The specific origins of Luhmann’s card index system don’t seem terribly obscure to me. Although he may not have been familiar with the historical antecedents of scholarly note-taking, it is almost inconceivable that in his long university career, he wouldn’t have adopted this common practice to manage his academic work (and, indeed, I couldn’t have finished my own dissertation without the use of such cards, since I started work on it well before the introduction of reference management software for the individual researcher), though clearly he took it to a vastly higher level, by adding his own thoughts and interpretations of various readings (and clearly he was a voracious reader, both in English and in German) to his cards and adding his own “key words,” allowing him to construct and reconstruct very sophisticated intellectual frameworks in order to support his systems theorizing. (I see that other well-known systems theorists, Americans Ackoff and Churchman, appear on his cards, unsurprisingly, since both were philosophers, though not sociologists.)
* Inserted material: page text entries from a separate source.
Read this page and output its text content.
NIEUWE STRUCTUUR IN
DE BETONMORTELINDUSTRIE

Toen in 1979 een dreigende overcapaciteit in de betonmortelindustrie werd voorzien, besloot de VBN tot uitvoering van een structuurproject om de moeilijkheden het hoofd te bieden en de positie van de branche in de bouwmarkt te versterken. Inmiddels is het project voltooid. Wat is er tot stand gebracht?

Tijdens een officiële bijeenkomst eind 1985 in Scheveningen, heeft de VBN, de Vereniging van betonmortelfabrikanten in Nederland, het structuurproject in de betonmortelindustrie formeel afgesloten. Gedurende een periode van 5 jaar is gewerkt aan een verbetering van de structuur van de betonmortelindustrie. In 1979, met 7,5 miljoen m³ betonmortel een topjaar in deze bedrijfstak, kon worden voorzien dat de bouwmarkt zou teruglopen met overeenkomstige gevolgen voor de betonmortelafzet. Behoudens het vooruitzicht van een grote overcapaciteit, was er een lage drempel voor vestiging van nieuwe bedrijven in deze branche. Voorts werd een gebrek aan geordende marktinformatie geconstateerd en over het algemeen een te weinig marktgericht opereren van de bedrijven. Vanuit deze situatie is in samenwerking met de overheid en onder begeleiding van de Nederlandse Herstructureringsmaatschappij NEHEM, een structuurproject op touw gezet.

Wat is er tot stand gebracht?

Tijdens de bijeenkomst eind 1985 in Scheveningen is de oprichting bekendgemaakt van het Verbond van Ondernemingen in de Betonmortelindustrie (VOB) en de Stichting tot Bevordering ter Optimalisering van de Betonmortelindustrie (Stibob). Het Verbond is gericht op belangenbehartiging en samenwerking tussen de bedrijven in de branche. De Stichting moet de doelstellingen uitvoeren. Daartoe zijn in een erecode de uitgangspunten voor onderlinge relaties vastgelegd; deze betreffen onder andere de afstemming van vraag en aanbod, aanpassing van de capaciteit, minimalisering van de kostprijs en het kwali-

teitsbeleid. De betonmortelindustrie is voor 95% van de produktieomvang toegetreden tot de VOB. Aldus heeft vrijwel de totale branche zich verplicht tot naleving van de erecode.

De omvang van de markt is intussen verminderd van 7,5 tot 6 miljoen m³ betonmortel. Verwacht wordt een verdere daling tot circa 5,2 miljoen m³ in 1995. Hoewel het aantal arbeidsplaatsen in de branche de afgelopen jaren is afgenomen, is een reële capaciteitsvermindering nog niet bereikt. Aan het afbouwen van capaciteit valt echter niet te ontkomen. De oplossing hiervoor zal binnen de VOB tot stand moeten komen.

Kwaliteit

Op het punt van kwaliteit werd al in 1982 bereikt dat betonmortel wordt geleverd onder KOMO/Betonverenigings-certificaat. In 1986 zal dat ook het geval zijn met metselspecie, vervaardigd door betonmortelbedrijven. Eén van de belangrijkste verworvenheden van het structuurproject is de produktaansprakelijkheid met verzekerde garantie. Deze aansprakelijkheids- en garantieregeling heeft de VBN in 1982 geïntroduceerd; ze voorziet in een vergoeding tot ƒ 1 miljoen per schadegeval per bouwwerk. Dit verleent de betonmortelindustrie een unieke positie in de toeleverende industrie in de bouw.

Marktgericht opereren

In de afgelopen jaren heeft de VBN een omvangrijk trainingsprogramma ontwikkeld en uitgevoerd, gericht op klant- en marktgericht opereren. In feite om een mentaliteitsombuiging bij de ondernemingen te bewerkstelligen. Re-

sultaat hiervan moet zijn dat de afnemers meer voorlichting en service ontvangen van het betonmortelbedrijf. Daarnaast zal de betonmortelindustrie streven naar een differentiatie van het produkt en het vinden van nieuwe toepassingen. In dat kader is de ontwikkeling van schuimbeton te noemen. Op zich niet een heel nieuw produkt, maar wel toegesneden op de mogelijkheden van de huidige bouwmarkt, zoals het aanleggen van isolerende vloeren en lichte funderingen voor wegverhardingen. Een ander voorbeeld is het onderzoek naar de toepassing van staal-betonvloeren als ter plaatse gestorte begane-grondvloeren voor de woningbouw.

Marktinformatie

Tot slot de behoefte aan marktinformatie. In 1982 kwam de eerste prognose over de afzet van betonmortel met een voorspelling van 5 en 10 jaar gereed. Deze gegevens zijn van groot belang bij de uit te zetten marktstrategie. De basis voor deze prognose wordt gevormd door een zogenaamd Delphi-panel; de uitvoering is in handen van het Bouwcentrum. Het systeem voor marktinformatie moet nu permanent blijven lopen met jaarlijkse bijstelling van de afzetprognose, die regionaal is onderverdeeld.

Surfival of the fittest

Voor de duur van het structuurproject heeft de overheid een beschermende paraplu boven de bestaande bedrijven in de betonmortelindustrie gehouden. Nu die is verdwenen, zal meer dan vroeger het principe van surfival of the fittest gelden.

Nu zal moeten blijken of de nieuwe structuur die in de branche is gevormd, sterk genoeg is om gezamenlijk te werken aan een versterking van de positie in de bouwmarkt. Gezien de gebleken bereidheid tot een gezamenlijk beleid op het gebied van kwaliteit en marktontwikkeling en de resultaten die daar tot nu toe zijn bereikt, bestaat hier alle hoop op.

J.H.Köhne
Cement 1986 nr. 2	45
[Update 7/24/24]: Since I don’t read German, I wasn’t aware that there is a specific term in that language for what Luhmann was doing: zettelkasten (which translates into “slip notes” in English) and which has a Wikipedia entry (though clearly Luhmann didn’t invent the method, he can be said to have perfected it, in terms of prolific and productive publications from its use!)
As an aside, Luhmann’s real American counterpart, Harvard sociologist Talcott Parsons, deposited over 66 cubic feet of archival material in the Harvard Library, and no one to my knowledge has suggested putting all of his papers online, let alone his working notes. Though, in fairness, Parsons’ recent reputation as being overly conservative in his thinking is undergoing re-examination, and Luhmann himself was obviously very engaged in critiquing Parson’s theoretical approach.
After discussing some of the specifics of Luhmann’s card index and connecting it both to medieval traditions of scholarly memorization as a form of primary memory and early modern traditions of note-taking as a form of secondary memory, Ceveloni compares this to the contemporary use of hypertext linkages (page 420):
“Obviously, there are also many differences. The Web has made the early
(Cevolini, Alberto. “Where Does Niklas Luhmann’s Card Index Come From?.” Erudition and the Republic of Letters 3.4 (2018): 390-420.
modern dream of the collaborative production of a universal card index come true. The secondary memory is therefore no longer the communication partner that any scholar trains by himself; rather, it is the memory of society in the most radical sense of the term. Currently, technological improvement fosters this collaborative work very successfully. In the meantime, however, it has become clear that the lack of limits in knowledge storage begets unlimited problems in information retrieval, as I suggested at the beginning of this article. Indexing systems produce a variety of results that can hardly be controlled, thereby reproducing the problem that these systems were intended to solve. In addition, collective collaboration has complicated semantic computations, paving the way for search engines such as Google, which report not what is actually available in the archive but what users usually consult when they search for an answer to a question. A sociological inquiry able to explain this outcome in evolutionary terms would tell us not only where Niklas Luhmann’s card index comes from, but also where a society that has overstepped (aufgehebt) such an evolutionary advance is going.”
This point about Google and its increasingly deleterious effects on academe is very well-taken, especially when one realizes that almost all of Luhmann’s theorizing centered around society and communication. The more one knows about Google’s use and misuse of keywords, the more one appreciates how far society has allowed Google to “complicate” semantic computations to the point where “collective collaboration” involving such natural language processing “tools” as Open AI’s ChatGPT and Google’s Gemini are rapidly removing traces of original authorship of ideas, and some academic librarians are actually promoting this. One wonders what Luhmann might make of that.